I also especially like the humor of “Lost,” the music and imagery of “Blue Spacious Skies,” the dark premonitions of “Forgotten” and “Out of Mind,” and the simple wisdom of “Ignorance in Love,” “Depression’s Lies” and “Grief.” As the wisest of men once pointed out, there is nothing new under the sun, and yet a good poet can help us see the never-changing with fresh eyes and renewed appreciation. “The Captain to His Mate” is a well-written extended metaphor about marriage as a partnership, something we don’t see all that often in modern poetry. Burd has impressive range as a poet.

Burd isn’t perfect, but then who is? At times the meter seems a bit stiff to me.

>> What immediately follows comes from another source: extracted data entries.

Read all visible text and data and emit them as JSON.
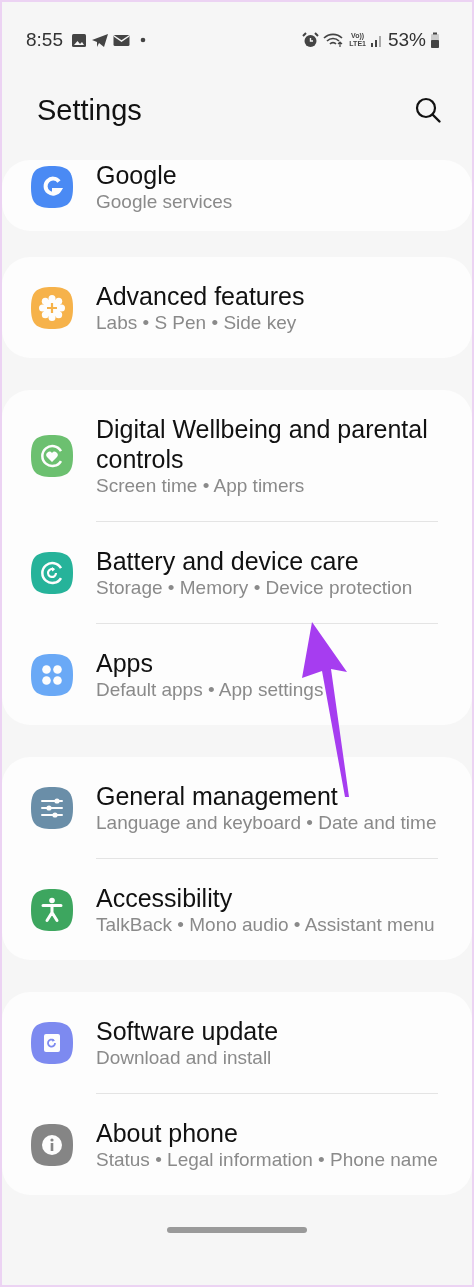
{
  "status_bar": {
    "time": "8:55",
    "volte": "Vo))",
    "network": "LTE1",
    "battery": "53%"
  },
  "header": {
    "title": "Settings"
  },
  "groups": [
    {
      "items": [
        {
          "kind": "google",
          "color": "#4a8af4",
          "title": "Google",
          "subtitle": "Google services"
        }
      ]
    },
    {
      "items": [
        {
          "kind": "advanced",
          "color": "#f6b24a",
          "title": "Advanced features",
          "subtitle": "Labs • S Pen • Side key"
        }
      ]
    },
    {
      "items": [
        {
          "kind": "wellbeing",
          "color": "#6cc070",
          "title": "Digital Wellbeing and parental controls",
          "subtitle": "Screen time • App timers"
        },
        {
          "kind": "battery",
          "color": "#26b39a",
          "title": "Battery and device care",
          "subtitle": "Storage • Memory • Device protection"
        },
        {
          "kind": "apps",
          "color": "#6aa9f6",
          "title": "Apps",
          "subtitle": "Default apps • App settings"
        }
      ]
    },
    {
      "items": [
        {
          "kind": "general",
          "color": "#6a8ea8",
          "title": "General management",
          "subtitle": "Language and keyboard • Date and time"
        },
        {
          "kind": "accessibility",
          "color": "#3da65f",
          "title": "Accessibility",
          "subtitle": "TalkBack • Mono audio • Assistant menu"
        }
      ]
    },
    {
      "items": [
        {
          "kind": "update",
          "color": "#7d8af0",
          "title": "Software update",
          "subtitle": "Download and install"
        },
        {
          "kind": "about",
          "color": "#858585",
          "title": "About phone",
          "subtitle": "Status • Legal information • Phone name"
        }
      ]
    }
  ]
}
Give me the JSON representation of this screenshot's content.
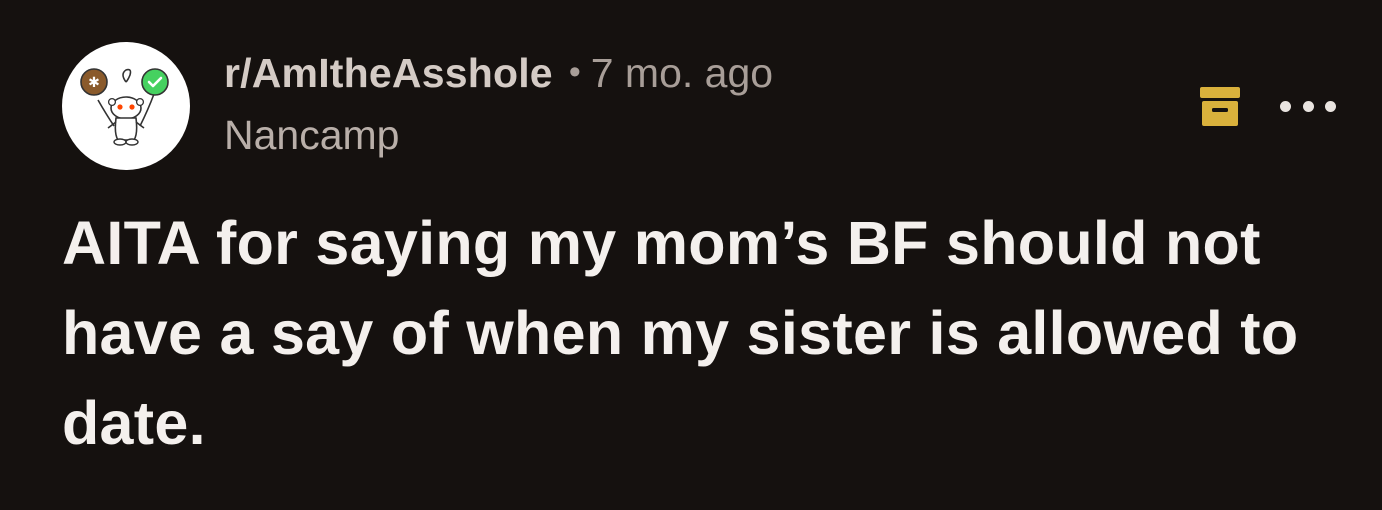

For instance, in “Reflections” I have to read “Oc-ca-sion-al-ly pausing to reflect” in a sort of staccato to maintain the meter, when I want to read it “O-kay-shun-ly.” On rare occasions there are inversions, the bane of contemporary formalism. But what comes through consistently is Burd’s honesty and humaneness. He strikes us as someone we’d like to know, and someone we can know, through his poems. And there we discover more of ourselves.